How so? A story beautifully told penetrates our being in a way the merely didactic cannot. When we accept mediocrity from “Christian” art, we are undermining the message of the one who is Beauty itself in a way that someone who is simply telling a different story doesn’t.

Christian film and television, Nicolosi-Harrington says, are tragically lacking in creativity and respect for the audience:

“They are banal. They may be produced with the best of intentions, but they have no sense of the appropriateness of the art form, of using the medium to its full potential.

Sad though it is, you would never call the Church the patron of the arts today. Never. You would be laughed down.”

She’s right, and furthermore it seems to me in spite of the incredible decay of our culture in the past 30 years, there is a residual layer of Puritanism—fear of the body and the pleasures associated with it—that the Christian community has not shaken off.

The Catholic approach to culture is to encourage what is wholesome from whatever source it comes and to purify what is evil with good.

Even our feast days often take their roots from pagan practices that we simply appropriated and filled with Christian content. Christianity doesn’t fear, because Christians know that genuine truth and genuine beauty cannot contradict faith, as they spring from the same source.

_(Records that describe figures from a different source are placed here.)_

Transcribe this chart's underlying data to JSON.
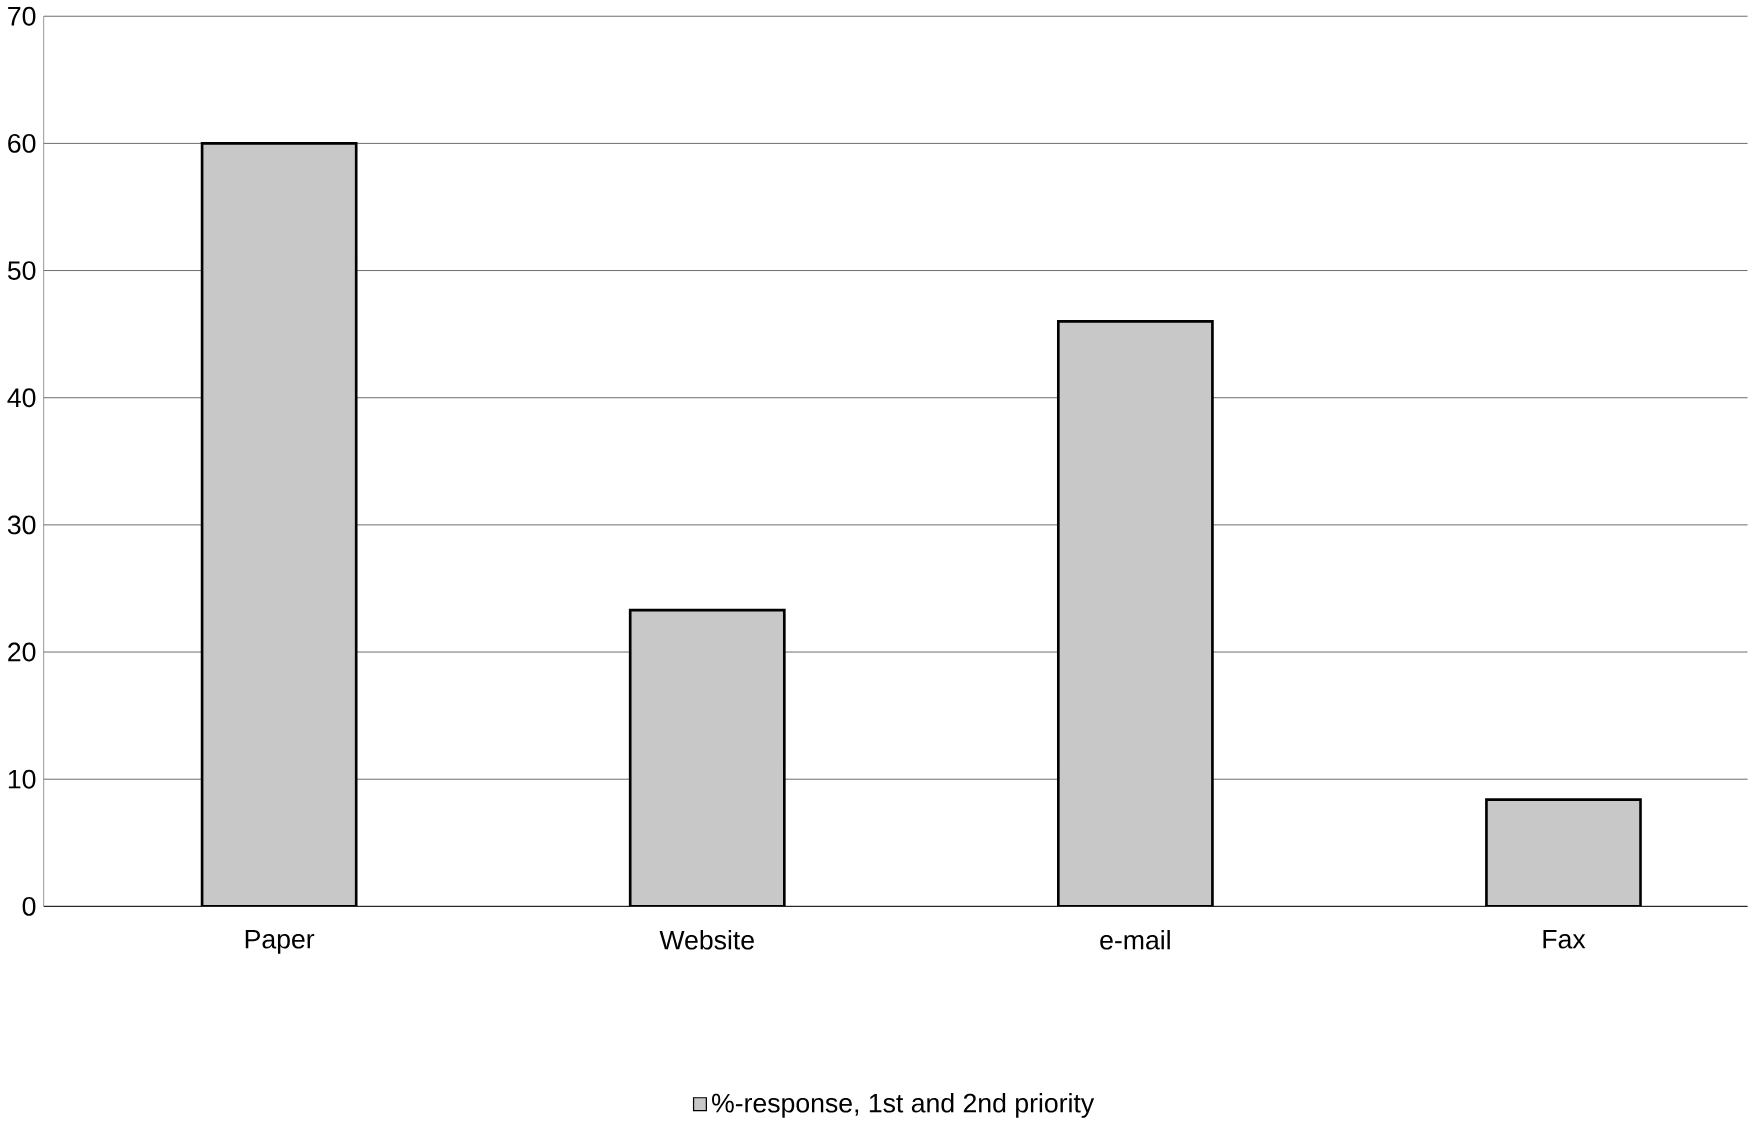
{
  "chart_data": {
    "type": "bar",
    "categories": [
      "Paper",
      "Website",
      "e-mail",
      "Fax"
    ],
    "series": [
      {
        "name": "%-response, 1st and 2nd priority",
        "color": "#c8c8c8",
        "values": [
          60,
          23.3,
          46,
          8.4
        ]
      }
    ],
    "ylim": [
      0,
      70
    ],
    "yticks": [
      0,
      10,
      20,
      30,
      40,
      50,
      60,
      70
    ],
    "grid": "y",
    "legend": "bottom"
  }
}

Yet at least in the U.S., Christians often appear to have less a creative culture than a boycott culture. We won’t read that; we won’t see that movie; we get the vapors over curse-words.

We’re quick to condemn and slow to patronize. And we gratefully accept a lot of schlock simply because it’s inoffensive. Whereas to truly have an impact on the culture, you have to engage it.

It’s tricky to know how to do that because we have an obligation to protect our own purity –there really are things too degrading for a decent person to see. The matter gets thornier when we’re raising children and trying to walk a line between hermetically sealing them from the world and destroying their innocence.

Nevertheless, surely Nicolosi-Harrington is correct to insist that Christians must engage the culture confident that good is stronger than evil. We have an obligation not to be satisfied with telling the story in a way “good enough” for those who already know and accept it, but in a way that attracts people who deep down want to believe and are seeking. Mediocrity, too, is a way of hiding our light under a bushel basket.

C.S. Lewis once said that genuine art points a finger in the direction of beauty itself, so that as we look at the work of art, we see as if along a pointed finger, past the work, to God.

With that as backdrop, I call your attention to Terrence Malick’s Tree of Life, the Brad Pitt vehicle released this summer.

The film poses a question to the viewer: which is the path to happiness? The “way of nature” or the “way of grace”? Is life essentially meaningless, a time for us to grasp what pleasures we may before sinking into oblivion? Or is it, even in the face of sorrow, mysterious, beautiful and full of grace?

More in In Good Company

This unusual movie makes an elegant case for “the way of grace,” without forcing that conclusion. I’ve no idea what Mr. Malick’s religious beliefs are, but at least to this believer the film comes off as a cinematic presentation of the Argument from Beauty.